Masoncup has kept the North Stars in the upper tier of the Upstate Eight Conference on a foundation of excellent doubles play, but in what Masoncup acknowledges is a rebuilding season, whatever success the North Stars manage will likely come with his singles lineup leading the way.

“I love to play doubles, we’ve had some great success, but this year, that’s not going to be our strong point,” Masoncup said. “Our strong point is going to be singles.”

That starts with senior Dominick Amalraj, who is gearing up for his first go-round at No. 1 singles after splitting time between singles and doubles throughout this North Stars career. He played No. 2 singles as a sophomore before teaming with Danny Oakes to form a powerhouse No. 1 doubles team last year.

Amalraj picked a good time to ascend to No. 1 singles, one year after the graduation of Batavia star Josh Cogan, who owned the Tri-Cities tennis scene during his stellar four-year career.

In terms of conference prospects, “That’s a good thing,” Amalraj said.

“There’s still Jasper [Koenen],” Amalraj said. “He’s a great player [at St. Charles East], and then there are good players all over. Batavia has Ryan Sterling, he’s a good player, Geneva will have a good player. It’s going to be hard, but I feel like it’s going to be a little more open this year, with Josh out of it.”

While the seasoned Amalraj gives North a formidable player atop its lineup, Masoncup also is high on his other singles threats.

Sophomore Grant Spellman, who qualified for the IHSA State Tournament as a freshman in doubles, and promising freshman Matt Ernst will complement Amalraj. 

“I had the idea of putting Dom and Grant together but Dom is being recruited by [Division I schools] for singles, and they wanted to see him play in singles,” Masoncup said.
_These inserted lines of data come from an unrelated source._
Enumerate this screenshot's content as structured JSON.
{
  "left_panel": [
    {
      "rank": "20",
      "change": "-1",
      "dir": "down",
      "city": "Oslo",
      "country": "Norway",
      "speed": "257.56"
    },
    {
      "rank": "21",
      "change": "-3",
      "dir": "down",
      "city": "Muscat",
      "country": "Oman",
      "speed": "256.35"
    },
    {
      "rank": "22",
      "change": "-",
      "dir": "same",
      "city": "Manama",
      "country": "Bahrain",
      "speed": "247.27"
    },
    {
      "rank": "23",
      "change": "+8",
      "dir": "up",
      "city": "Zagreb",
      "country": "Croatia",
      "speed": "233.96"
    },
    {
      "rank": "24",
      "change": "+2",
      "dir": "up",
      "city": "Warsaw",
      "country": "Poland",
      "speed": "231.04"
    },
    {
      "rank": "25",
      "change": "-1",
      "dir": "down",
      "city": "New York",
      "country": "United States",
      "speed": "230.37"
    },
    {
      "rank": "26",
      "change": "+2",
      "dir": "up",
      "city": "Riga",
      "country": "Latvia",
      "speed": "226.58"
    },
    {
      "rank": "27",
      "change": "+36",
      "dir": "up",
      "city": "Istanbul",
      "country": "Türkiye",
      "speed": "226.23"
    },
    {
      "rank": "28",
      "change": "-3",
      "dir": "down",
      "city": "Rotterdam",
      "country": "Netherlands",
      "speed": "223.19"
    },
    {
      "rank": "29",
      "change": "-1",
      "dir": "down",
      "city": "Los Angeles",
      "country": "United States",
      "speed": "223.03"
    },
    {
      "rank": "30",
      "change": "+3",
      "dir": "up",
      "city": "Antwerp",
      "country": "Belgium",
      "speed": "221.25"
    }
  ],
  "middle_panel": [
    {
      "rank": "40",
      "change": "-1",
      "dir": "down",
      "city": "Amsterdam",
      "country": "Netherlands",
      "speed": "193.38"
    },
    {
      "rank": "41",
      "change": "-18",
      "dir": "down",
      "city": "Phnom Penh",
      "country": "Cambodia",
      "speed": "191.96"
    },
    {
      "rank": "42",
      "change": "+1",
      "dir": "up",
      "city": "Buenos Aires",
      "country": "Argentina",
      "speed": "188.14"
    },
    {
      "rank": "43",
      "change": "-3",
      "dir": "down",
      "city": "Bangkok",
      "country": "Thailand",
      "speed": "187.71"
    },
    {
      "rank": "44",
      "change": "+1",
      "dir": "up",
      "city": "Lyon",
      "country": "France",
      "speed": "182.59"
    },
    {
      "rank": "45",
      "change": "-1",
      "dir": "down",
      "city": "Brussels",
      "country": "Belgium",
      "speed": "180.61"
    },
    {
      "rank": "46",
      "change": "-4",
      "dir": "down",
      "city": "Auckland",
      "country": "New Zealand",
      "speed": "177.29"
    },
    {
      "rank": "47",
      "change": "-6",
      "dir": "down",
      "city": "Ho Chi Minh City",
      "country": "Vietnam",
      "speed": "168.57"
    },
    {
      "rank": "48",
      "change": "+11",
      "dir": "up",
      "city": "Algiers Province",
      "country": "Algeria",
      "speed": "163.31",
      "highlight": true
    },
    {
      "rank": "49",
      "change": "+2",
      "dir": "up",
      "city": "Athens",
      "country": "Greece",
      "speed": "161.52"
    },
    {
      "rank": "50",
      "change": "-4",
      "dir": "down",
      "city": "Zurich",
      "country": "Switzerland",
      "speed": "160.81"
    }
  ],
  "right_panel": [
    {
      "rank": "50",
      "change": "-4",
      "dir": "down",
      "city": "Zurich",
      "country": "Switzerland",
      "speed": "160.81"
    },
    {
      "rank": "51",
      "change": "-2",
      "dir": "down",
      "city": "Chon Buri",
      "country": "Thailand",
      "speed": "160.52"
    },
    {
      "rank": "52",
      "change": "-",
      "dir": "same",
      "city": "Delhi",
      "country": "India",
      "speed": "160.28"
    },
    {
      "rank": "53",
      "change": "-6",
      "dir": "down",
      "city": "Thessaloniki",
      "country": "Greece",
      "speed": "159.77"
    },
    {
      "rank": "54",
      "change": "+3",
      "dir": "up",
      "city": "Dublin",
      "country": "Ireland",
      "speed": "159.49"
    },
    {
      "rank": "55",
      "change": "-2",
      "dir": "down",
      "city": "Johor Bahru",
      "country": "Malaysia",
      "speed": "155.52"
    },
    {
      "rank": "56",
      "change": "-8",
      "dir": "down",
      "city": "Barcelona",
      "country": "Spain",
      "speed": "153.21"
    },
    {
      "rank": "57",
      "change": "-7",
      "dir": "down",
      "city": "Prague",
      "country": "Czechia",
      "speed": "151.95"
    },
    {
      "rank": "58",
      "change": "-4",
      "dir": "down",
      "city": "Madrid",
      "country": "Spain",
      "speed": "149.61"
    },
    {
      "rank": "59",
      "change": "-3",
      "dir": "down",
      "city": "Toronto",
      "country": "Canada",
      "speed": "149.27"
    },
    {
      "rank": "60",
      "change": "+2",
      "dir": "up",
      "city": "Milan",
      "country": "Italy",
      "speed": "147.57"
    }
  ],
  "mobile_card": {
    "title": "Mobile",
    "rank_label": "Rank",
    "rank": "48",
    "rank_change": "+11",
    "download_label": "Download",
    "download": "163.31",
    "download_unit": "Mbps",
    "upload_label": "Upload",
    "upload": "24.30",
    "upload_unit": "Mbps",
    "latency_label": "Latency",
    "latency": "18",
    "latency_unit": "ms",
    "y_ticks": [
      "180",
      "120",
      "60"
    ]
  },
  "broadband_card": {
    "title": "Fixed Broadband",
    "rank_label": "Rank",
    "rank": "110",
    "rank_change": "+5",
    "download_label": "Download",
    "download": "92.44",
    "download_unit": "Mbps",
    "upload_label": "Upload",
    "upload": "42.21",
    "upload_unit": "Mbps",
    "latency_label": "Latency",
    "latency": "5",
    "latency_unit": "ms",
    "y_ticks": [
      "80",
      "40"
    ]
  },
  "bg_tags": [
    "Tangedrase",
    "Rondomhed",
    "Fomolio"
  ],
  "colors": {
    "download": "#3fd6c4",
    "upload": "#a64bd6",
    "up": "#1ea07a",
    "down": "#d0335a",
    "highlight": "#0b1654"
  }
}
Amalraj said Illinois-Chicago is among his college tennis suitors but he is not yet certain he will keep playing collegiately.

A big spring might coax him to keep pushing for four more years.

“I’m going to see how the season goes, see how I like it, see how I’m playing, then talk to my family, talk to my friends and try to make the best decision I can,” Amalraj said.

The North Stars have had to practice indoors in recent weeks because of the weather, which has delayed the timetable of solidifying doubles teams because of limited court space.

But regardless of how the pairings play out, once North’s season begins Tuesday at Neuqua Valley, the North Stars know they’ll need to overhaul their formula for success.

“We don’t have the [doubles] teams we had when I was a freshman or sophomore for sure,” Amalraj said. “We’re still a talented team but we need to get as many points as we can, and so it starts with singles. We need to make sure we play hard every single match and get as many points as we can.”